Com admirável – e original – construção do texto, a obra se tornou, ao longo de quase 300 anos, o modelo de rigor descritivo que não abre mão do olhar apaixonado do repórter, sem se deixar levar e trair em defesa da verdade dos fatos. “Um dos meios livros favoritos”, observou o escritor colombiano Gabriel Garcia Márquez. “Entre outras razões, Defoe é um jornalista que faz o que está dizendo parecer pura fantasia. Durante muitos anos, pensei que ele havia escrito sobre a peste em Londres e a observara. Depois, descobri que o livro era um romance”, acrescentou. De credibilidade inquestionável quanto aos fatos históricos usados como base para contar a história, “Um Diário do Ano da Peste”, como lembra o tradutor E. San Martin, emprega métodos jornalísticos na ficção. Desse modo, o autor acabou por criar o primeiro modelo de narrativa objetiva, com boa parte das técnicas utilizadas na reportagem até hoje.
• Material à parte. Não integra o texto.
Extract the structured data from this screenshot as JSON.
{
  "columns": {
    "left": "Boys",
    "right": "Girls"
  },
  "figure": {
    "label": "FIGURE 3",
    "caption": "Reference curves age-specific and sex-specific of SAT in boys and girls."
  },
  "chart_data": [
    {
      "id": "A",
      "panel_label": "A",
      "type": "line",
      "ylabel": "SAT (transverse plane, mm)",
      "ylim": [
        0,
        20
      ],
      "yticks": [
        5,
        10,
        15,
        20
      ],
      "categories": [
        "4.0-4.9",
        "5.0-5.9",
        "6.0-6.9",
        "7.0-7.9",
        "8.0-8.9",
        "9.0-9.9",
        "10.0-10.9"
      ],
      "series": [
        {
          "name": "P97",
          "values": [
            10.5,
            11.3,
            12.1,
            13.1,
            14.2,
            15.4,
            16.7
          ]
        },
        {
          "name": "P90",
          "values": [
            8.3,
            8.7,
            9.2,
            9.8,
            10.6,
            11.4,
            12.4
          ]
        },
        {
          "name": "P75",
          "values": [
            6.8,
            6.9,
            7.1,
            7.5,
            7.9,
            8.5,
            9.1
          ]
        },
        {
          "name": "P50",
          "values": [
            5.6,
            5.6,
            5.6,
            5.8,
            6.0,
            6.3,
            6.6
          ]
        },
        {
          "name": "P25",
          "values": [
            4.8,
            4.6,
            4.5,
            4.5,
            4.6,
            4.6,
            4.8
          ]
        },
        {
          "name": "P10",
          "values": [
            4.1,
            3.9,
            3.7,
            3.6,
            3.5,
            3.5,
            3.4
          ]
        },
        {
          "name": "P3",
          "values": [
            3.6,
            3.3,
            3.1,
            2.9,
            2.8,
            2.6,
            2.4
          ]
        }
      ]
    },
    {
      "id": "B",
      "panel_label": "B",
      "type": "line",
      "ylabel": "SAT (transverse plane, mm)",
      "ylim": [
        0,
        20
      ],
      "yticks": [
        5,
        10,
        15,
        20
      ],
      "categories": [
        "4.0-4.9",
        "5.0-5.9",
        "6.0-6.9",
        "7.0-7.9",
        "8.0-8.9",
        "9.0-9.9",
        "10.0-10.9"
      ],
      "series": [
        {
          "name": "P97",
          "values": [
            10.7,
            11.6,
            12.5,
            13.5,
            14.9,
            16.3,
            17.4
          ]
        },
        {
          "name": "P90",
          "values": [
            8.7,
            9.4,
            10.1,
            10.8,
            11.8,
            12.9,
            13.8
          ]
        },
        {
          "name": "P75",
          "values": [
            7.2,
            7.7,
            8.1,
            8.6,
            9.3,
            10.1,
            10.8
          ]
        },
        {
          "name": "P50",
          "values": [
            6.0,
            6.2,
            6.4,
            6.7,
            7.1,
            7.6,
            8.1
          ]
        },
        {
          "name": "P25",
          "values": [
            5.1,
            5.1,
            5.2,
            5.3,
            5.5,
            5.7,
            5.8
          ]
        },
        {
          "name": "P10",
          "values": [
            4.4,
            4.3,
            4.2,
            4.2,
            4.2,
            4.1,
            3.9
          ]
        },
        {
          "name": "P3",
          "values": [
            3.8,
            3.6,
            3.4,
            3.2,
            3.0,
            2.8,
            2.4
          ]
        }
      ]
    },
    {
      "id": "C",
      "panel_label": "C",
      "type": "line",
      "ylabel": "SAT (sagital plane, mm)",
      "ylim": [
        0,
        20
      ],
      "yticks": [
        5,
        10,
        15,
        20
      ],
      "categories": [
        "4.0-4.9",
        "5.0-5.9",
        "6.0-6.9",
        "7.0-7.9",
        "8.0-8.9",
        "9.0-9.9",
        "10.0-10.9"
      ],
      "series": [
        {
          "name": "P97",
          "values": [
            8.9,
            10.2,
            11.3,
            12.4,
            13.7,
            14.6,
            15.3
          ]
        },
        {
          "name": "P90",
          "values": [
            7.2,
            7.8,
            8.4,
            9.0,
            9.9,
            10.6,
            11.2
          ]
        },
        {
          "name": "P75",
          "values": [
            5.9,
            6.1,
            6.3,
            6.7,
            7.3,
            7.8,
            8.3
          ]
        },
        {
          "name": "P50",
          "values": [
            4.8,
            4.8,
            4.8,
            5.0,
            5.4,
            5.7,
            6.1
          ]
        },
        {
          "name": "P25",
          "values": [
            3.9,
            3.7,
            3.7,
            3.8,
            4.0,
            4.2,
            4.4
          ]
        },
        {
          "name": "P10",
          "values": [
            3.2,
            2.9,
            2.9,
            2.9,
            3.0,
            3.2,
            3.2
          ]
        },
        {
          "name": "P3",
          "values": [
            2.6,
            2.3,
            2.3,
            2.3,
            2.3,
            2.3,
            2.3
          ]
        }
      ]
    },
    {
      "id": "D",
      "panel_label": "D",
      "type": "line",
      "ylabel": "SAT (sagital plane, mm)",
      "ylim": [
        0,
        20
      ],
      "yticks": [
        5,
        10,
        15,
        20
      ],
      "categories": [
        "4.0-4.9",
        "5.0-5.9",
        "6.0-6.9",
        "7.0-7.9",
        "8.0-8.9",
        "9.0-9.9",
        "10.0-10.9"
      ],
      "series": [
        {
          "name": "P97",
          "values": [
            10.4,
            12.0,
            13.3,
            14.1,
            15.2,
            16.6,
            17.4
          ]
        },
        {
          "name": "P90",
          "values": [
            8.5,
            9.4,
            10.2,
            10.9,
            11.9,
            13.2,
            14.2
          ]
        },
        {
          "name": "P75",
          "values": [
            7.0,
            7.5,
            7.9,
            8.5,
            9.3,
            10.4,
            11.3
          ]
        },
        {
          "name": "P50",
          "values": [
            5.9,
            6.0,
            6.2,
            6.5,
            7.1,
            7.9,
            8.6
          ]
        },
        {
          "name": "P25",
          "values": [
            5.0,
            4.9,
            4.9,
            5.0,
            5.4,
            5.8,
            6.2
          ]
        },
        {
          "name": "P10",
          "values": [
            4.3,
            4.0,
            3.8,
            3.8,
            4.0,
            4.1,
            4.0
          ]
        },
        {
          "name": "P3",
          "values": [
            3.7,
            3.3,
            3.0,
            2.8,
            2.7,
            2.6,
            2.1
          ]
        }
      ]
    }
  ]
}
Poucos escritores foram tão produtivos e viveram tão intensamente quando Daniel Defoe. Ativista religioso e político, ele foi comerciante, industrial, jornalista, panfletista, espião viajante, satirista, novelista e romancista. Em tudo que se meteu, o autor da obra-prima de aventura Robinson Crusoé – , lançado em 1719 e traz um relato inesquecível e apaixonante de um náufrago que se refugia numa ilha selvagem, no retorno de uma viagem ao Brasil – empreendeu a marca da modernidade, dentro do mesmo conceito que se emprega hoje. Deixou escritos econômicos em que teorizou e defendeu a livre iniciativa e o comércio internacional sem barreiras. Discutiu também a liberdade religiosa, reforma do sistema financeiro, de ensino e penal, além da moralidade pública. É considerado o criador do jornalismo moderno e popular, cujo manual estabeleceu a busca pelo dados precisos e confiáveis e a apresentação imparcial do fato.
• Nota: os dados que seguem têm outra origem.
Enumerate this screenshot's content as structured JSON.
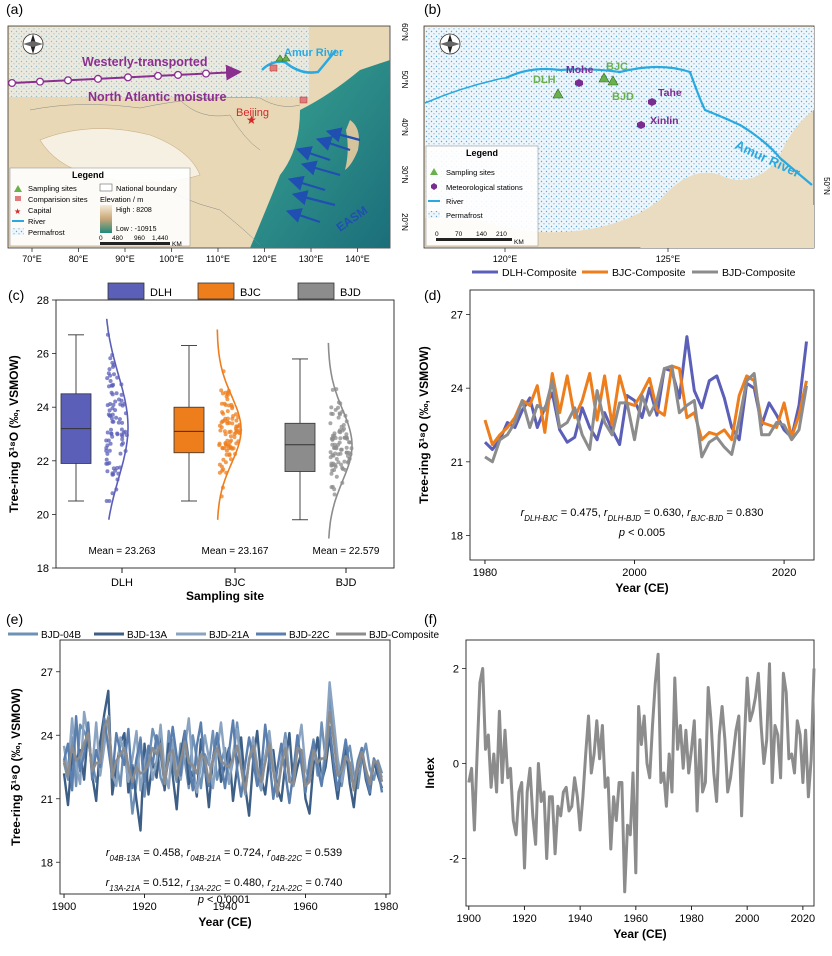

Com isso, Defoe definiu também o jornalismo marrom, manipulador da verdade na busca pelas vendas fáceis. Durante cerca de dez anos escreveu, editou, e publicou sozinho três edições semanais de seu próprio jornal. Defoe estabeleceu ainda o formato da novela contemporânea e foi o primeiro escritor a atingir um grande público interessado em leitura mas sem escolaridade completa. A certeza da grandiosidade de sua obra está no fato de que ele jamais saiu de moda e seus livros continuam a ser republicados, sem jamais perder sua intensidade e valor literário. “Um Diário do Ano da Peste” é um bom começo para quem quer conhecer sua obra, pois é certeza de uma leitura única e fascinante.